I am excited at this opportunity for many reasons, but most of all I am confident that the simple TI foundation of Balance, Streamline, and Efficient Propulsion could radically improve each of the swimmers on this team. I’ve been examining them from all angles for a couple weeks now and I am dying to tweak them.

But I have a few problems.

  • My Turkish is not fast or complex enough to do the deck-magic that I can do in English.
  • The pool is 2 meters deep. Nowhere to rest or do hands-on tweaking or demonstrations.
  • The coach wants to keep the kids moving fast the whole 1 or 2 hours in the pool. He shows a new idea or gives some advice but does not slow them down so their neuro-muscular system can adapt.
  • And the coaches are doing a great job with the knowledge and training they have had access to in their country- but they don’t have much. Everything they need to add value to their coaching is in English. Most of them don’t know English.
  • The coaches love their stop-watches too much. Good, permanent stroke transformations will not appear 25 meters (or 250) after the technique tip was given. So testing technique tweaks by stop-watch is a faulty early measurment system.

I am excited and frustrated at the same time- like a mute man with an incredible secret to share.

I see the classic, almost exclusive focus on propulsion in full force here. Almost every lap they are clicking their stop-watches rather than counting strokes and tempo and searching for inefficiencies or struggle. Balance seems to be a virtually non-recognized concept- no one will turn off those churning legs long enough to find out if any one of the swimmers actually has it or not. (My two-beat kick is excused as a marathon swimmers kick.)

Swimming, as it was taught to me and just about everyone I know (before we discovered TI) was taught as a powerful effort. Pulling and kicking and taking splits. I do see the earnest desire in the coaches to smooth out those swimmers, lengthen them, and improve their timing like they see me swim and ask me to demonstrate for their swimmers. But they don’t know HOW to teach it and the system they learned and operate in does not readily support it.

The good news is that I know how and I am here. The bad news is that I am going to have to put out a lot of effort to communicate and prove it to them, and they are going to have to consider up-ending their whole approach to swim training (and stick those stop-watches in their pockets!). This is a daring task for me in a not-so- daring culture.

I’ve only seen the Old Way, or the Common Swim Instruction Program, which doesn’t work well for most, and the TI Way which does. So I am desperately searching out new ways to help overhaul my coach-friend’s swimmers with these TI secrets without having to overhaul his program. Either I convince him to let us take a few whole practices for a full TI-style workshop, or I pull swimmers one-by-one and work them over and start proving the magic. But without the coach on board to support the WHY, the method we use to transform a swimmer’s stroke and PROTECT it,  it will often be a futile effort.

A last side note, but perhaps the most inspirational part…

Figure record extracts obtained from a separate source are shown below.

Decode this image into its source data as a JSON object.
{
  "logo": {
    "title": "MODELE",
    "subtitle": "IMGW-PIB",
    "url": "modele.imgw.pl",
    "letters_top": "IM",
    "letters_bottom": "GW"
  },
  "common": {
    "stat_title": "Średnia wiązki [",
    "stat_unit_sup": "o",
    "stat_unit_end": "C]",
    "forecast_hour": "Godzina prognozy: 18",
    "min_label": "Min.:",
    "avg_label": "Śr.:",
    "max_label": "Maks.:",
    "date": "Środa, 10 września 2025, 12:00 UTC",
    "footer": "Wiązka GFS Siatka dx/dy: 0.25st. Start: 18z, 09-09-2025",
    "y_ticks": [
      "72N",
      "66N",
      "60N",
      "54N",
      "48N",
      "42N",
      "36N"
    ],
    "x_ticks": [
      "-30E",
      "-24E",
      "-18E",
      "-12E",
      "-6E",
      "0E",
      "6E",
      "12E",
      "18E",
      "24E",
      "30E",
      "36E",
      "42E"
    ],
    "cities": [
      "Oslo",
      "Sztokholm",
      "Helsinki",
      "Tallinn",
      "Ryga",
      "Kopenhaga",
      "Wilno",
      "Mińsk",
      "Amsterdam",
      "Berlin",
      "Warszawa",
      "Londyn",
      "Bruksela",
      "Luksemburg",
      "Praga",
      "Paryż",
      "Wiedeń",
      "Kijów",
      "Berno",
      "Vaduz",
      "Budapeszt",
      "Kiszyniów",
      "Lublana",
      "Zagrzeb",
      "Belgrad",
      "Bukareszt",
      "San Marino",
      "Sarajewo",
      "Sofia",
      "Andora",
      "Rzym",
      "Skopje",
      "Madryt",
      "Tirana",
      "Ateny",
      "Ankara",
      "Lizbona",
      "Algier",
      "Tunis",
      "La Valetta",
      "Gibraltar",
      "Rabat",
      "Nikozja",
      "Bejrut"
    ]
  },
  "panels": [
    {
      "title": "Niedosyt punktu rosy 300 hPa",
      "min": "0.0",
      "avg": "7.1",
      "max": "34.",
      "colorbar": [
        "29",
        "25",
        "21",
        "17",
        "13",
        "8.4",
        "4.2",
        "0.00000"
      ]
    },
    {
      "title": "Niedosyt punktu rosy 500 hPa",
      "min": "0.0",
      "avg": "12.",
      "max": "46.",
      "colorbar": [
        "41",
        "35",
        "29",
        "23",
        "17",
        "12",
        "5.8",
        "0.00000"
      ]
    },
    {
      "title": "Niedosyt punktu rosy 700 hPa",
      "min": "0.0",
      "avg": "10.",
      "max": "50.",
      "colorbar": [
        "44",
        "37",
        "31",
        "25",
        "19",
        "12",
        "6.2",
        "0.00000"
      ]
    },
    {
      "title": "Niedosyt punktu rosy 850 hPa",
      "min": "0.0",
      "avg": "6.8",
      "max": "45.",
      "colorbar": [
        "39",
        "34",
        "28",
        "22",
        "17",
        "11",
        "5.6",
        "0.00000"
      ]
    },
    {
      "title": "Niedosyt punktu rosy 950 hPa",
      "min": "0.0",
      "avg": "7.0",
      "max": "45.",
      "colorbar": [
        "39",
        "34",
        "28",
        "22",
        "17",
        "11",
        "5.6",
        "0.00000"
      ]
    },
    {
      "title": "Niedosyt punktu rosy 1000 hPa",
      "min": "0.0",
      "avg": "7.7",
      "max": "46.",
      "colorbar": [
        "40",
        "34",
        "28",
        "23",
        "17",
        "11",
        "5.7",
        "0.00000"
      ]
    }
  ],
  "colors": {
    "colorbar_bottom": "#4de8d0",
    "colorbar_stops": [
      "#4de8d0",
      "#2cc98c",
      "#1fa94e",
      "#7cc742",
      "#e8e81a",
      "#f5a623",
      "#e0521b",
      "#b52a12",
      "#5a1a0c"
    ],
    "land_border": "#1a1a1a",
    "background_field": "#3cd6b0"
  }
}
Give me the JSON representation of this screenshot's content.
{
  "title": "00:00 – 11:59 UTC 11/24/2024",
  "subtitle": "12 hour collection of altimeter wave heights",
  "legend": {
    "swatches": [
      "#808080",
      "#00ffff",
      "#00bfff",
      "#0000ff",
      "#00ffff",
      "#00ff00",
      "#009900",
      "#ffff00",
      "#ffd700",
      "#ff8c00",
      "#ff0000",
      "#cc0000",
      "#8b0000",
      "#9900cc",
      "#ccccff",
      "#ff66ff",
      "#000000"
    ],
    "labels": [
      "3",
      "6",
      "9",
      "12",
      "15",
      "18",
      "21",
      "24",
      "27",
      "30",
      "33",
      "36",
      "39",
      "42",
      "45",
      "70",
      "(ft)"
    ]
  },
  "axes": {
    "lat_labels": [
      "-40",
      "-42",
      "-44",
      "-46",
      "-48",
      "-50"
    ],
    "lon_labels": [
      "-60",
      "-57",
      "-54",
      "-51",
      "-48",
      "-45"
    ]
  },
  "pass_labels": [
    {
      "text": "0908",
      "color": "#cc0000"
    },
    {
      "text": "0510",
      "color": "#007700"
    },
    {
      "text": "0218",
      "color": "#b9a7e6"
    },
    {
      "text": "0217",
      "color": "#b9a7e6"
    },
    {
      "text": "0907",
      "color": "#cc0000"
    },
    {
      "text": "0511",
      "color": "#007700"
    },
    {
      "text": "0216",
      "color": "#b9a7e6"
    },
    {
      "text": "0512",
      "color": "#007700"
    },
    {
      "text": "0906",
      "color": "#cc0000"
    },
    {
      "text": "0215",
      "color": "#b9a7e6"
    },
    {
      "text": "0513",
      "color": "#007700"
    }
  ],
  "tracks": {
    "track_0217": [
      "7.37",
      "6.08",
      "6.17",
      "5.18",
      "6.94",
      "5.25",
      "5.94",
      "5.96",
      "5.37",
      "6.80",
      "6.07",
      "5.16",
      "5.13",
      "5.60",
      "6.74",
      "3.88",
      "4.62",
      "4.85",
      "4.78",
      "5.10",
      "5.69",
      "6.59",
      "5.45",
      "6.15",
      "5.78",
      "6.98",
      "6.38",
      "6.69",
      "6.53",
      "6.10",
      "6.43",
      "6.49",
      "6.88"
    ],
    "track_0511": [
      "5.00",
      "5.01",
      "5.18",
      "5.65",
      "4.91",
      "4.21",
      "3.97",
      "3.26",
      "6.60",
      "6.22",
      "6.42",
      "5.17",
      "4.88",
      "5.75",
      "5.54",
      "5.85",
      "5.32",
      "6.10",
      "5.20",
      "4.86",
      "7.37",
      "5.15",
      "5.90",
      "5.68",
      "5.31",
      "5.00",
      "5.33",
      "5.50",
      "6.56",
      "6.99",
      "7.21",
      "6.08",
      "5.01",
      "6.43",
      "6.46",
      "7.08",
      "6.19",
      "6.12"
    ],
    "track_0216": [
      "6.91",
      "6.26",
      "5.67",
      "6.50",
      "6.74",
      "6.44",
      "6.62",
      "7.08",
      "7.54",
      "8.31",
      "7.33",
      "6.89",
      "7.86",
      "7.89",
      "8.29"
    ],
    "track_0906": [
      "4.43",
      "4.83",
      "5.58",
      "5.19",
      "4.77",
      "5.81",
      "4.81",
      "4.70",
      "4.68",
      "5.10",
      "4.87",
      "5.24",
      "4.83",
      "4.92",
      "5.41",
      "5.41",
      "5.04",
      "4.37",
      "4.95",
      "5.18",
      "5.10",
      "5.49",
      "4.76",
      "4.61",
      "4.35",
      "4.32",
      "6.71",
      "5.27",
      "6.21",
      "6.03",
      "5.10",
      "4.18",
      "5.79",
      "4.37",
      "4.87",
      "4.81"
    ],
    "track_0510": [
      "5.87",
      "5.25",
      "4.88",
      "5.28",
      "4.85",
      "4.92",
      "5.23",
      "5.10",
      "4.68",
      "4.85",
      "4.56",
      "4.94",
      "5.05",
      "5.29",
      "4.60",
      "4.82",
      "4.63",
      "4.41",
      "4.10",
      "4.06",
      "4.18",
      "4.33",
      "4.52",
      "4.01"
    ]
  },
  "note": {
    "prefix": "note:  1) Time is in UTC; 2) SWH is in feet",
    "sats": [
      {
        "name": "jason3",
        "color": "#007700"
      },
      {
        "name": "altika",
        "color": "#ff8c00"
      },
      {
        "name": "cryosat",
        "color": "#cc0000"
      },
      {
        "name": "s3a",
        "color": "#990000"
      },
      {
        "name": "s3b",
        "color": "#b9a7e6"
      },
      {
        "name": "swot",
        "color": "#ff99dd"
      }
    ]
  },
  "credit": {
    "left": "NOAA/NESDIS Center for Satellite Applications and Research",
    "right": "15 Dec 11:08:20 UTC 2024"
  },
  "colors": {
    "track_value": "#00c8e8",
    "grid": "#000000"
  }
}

I realized on the drive home from the pool tonight, feeling the excitement and frustration at my new situation, that I have a lot of bigger-than-me challenges in life right now. So many things are above my current skill level, just out of  reach for my time/energy/resources. But those challenges are there because of the dreams I’ve chosen to follow: adoption of orphans from Africa, living in a foreign land, building a new business, bringing transformation to a part of my community, etc. If anything, I get a lot of practice for keeping my head up and my perspective hopeful in the face of a lot of intimidating circumstances. I sure get smacked around a lot.

Hope is built in the shadow of uncertainty. I spend a lot of time in that shadow. Whether I succeed in the task at hand or not is one thing, but it’s encouraging to notice that I have more muscles-of-hope in my heart that I might not have otherwise.